*To*: Tobias Nipkow <nipkow at in.tum.de>*Subject*: Re: [isabelle] need help with quantified ints*From*: Thomas Arthur Leck Sewell <tsewell at cse.unsw.EDU.AU>*Date*: Mon, 23 Jun 2008 11:26:39 +1000 (EST)*Cc*: isabelle-users <isabelle-users at cl.cam.ac.uk>, Patrice Chalin <chalin at encs.concordia.ca>, Perry James <perry at dsrg.org>*In-reply-to*: <485E8105.3000809@in.tum.de>*References*: <20d5caff0806191432n5f0a77e1q112a7b34154a0e69@mail.gmail.com> <Pine.LNX.4.64.0806202054050.1369@weill.orchestra.cse.unsw.EDU.AU> <485E8105.3000809@in.tum.de>

Perhaps a more direct specialisation to your problem is to use the "int _ <= _" pattern in the helper lemma.

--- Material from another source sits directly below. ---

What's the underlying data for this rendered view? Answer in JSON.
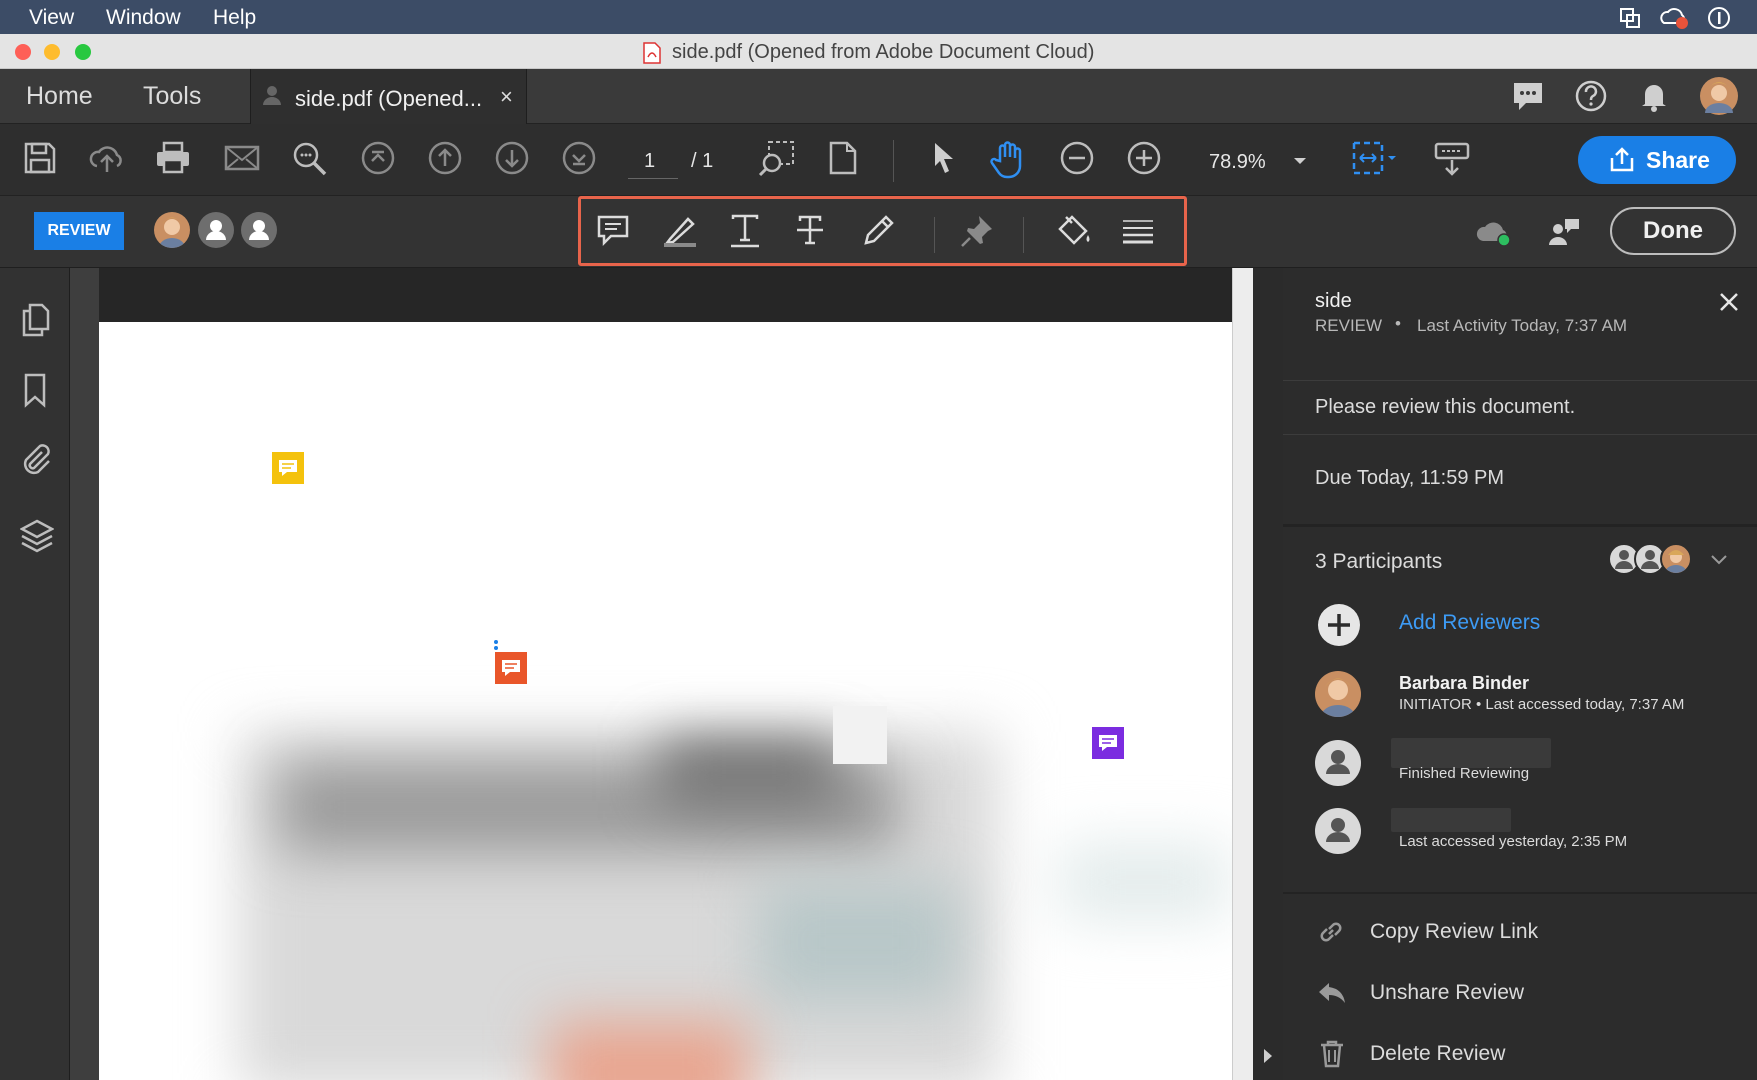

Also, as Tobias points out, these helpers can be proven by arith: lemma int_le_val_disj: "m > 0 ==> (int n <= m) = (int n = m | int n <= m - 1)" by arith lemma "int n <= 12 ==> P" apply (simp add: int_le_val_disj) oops A similar trick was used in our project to prove that {0 ..< 5} was equal to {0, 1, 2, 3, 4} - once again, specialisation to the syntactic form in which the < appears was helpful. Yours, Thomas.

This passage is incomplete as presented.